El séptimo libro del escritor y periodista, periodista y escritor, poeta y ensayista, ensayista y poeta español Sergio C. Fanjul se titula La ciudad infinita (crónicas de exploración urbana) y fue publicado en 2019. Un libro de paseante. De paseante por Madrid.
“Es la sensación que muchas veces he logrado tener después de largas
jornadas de paseo, esa especie de estado de trance en el que uno pasea y pasea
y se funde con el paseo pero se separa del mundo, porque el paseo, bien
ejecutado, también tiene su parte de misticismo, de conexión con lo numinoso,
de experiencia de lo inefable”.
También un libro
hiperconsciente de que lo que somos los humanos es una infección, “una carcoma
cósmica”.
En los paseos de
Fanjul cuando llegó a Madrid por vez primera, décadas antes de escribir este
libro, paseos “por la ciudad gigantesca”, él, como recién llegado, lo que hacía
era caminar y caminar mientras “las calles se iban tendiendo frente a uno, como
si algún dios fuese inventando el mundo, la ciudad a cada paso”.

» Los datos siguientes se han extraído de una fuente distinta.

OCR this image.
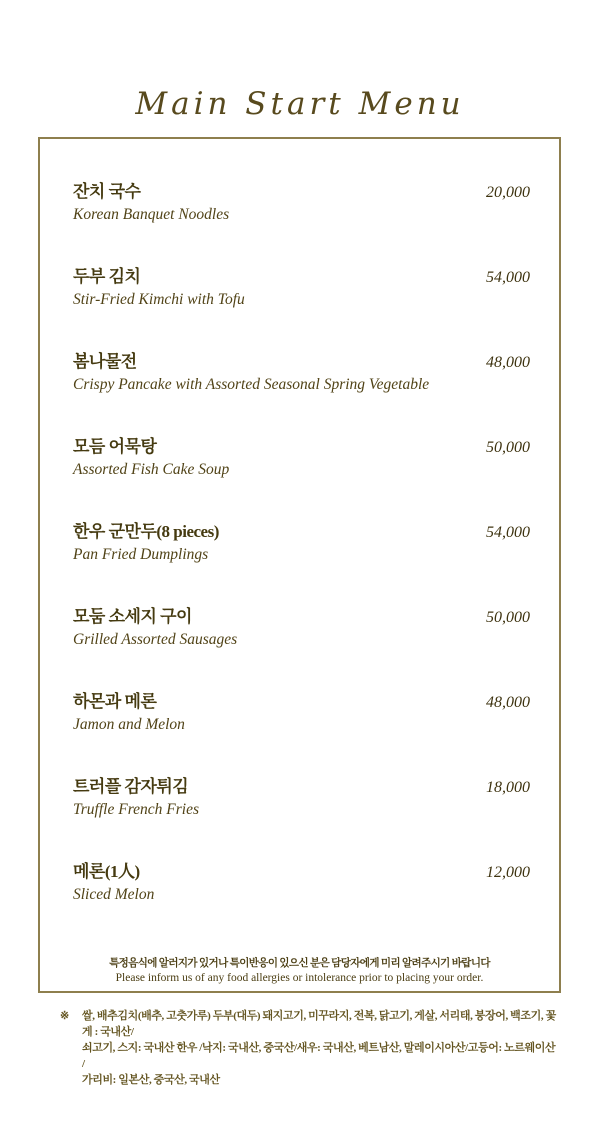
Main Start Menu
잔치 국수	20,000
Korean Banquet Noodles
두부 김치	54,000
Stir-Fried Kimchi with Tofu
봄나물전	48,000
Crispy Pancake with Assorted Seasonal Spring Vegetable
모듬 어묵탕	50,000
Assorted Fish Cake Soup
한우 군만두(8 pieces)	54,000
Pan Fried Dumplings
모둠 소세지 구이	50,000
Grilled Assorted Sausages
하몬과 메론	48,000
Jamon and Melon
트러플 감자튀김	18,000
Truffle French Fries
메론(1人)	12,000
Sliced Melon
특정음식에 알러지가 있거나 특이반응이 있으신 분은 담당자에게 미리 알려주시기 바랍니다
Please inform us of any food allergies or intolerance prior to placing your order.
※	쌀, 배추김치(배추, 고춧가루) 두부(대두) 돼지고기, 미꾸라지, 전복, 닭고기, 게살, 서리태, 붕장어, 백조기, 꽃게 : 국내산/
쇠고기, 스지: 국내산 한우 /낙지: 국내산, 중국산/새우: 국내산, 베트남산, 말레이시아산/고등어: 노르웨이산 /
가리비: 일본산, 중국산, 국내산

La ciudad infinita nos habla de la ciudad como ese “roce continuo entre lo público y lo
privado”, el lugar en el que “se confrontan los intereses de unos y de otros,
los espacios donde unos ganan y otros pierden”: aquel mundo concentrado donde
convergen o compiten la vida nocturna y el descaso del vecindario, las calles
para coches con las calles para peatones, las terrazas en las aceras y el paso
libre para los ciudadanos, las viviendas para especular con las viviendas para
vivir, la ciudad para los turistas y la ciudad para los vecinos.
Pero sobre todo nos
habla de Madrid. De Madrid y su “infinito encanto”, que radica en su sencillez
pero también en su caos, en su complejidad, su irresumibilidad, su cutrez, su
desenfado, su “aldeanismo universal”,
su casticismo y ese amor suyo por la buena vida que se va acabando, en palabras
de Sergio C. Fanjul, “a base de emprendimiento, turistas, franquicias,
desahucios y pensamiento positivo”. Porque, como explica el autor cuando habla
del distrito Centro (algo que sería extrapolable a buena parte del municipio de
Madrid), “podría argumentarse que es beneficioso que un barrio se regenere y deje atrás la inseguridad,
las drogas, la prostitución, y es cierto; la pregunta es para quién se regenera
ese barrio: si es para sus habitantes, con dotaciones e inversión pública para
hacer una ciudad más amable, o si es para que vengan otros a hacer sus
negocios, a cobrar los cafés con leche a precios de trufa blanca del Piamonte y
a llenar edificios enteros de pisos turísticos y apartamentos de lujo muy monos”.
Para el autor del
libro, Madrid “es el resultado de la absorción
a lo largo del tiempo de los pueblos colindantes: Vallecas, Carabanchel,
Fuencarral, Hortaleza, Chamartín, etcétera, como si la ciudad fuera un monstruo
cada vez más grande y hambriento o un cáncer descontrolado en mitad de la
península ibérica”, y entiende que esa absorción fue “diseñada por el
franquismo para competir con otras capitales (Barcelona) y crear el llamado
Gran Madrid, una ciudad digna de ser la capital imperial del dictador”.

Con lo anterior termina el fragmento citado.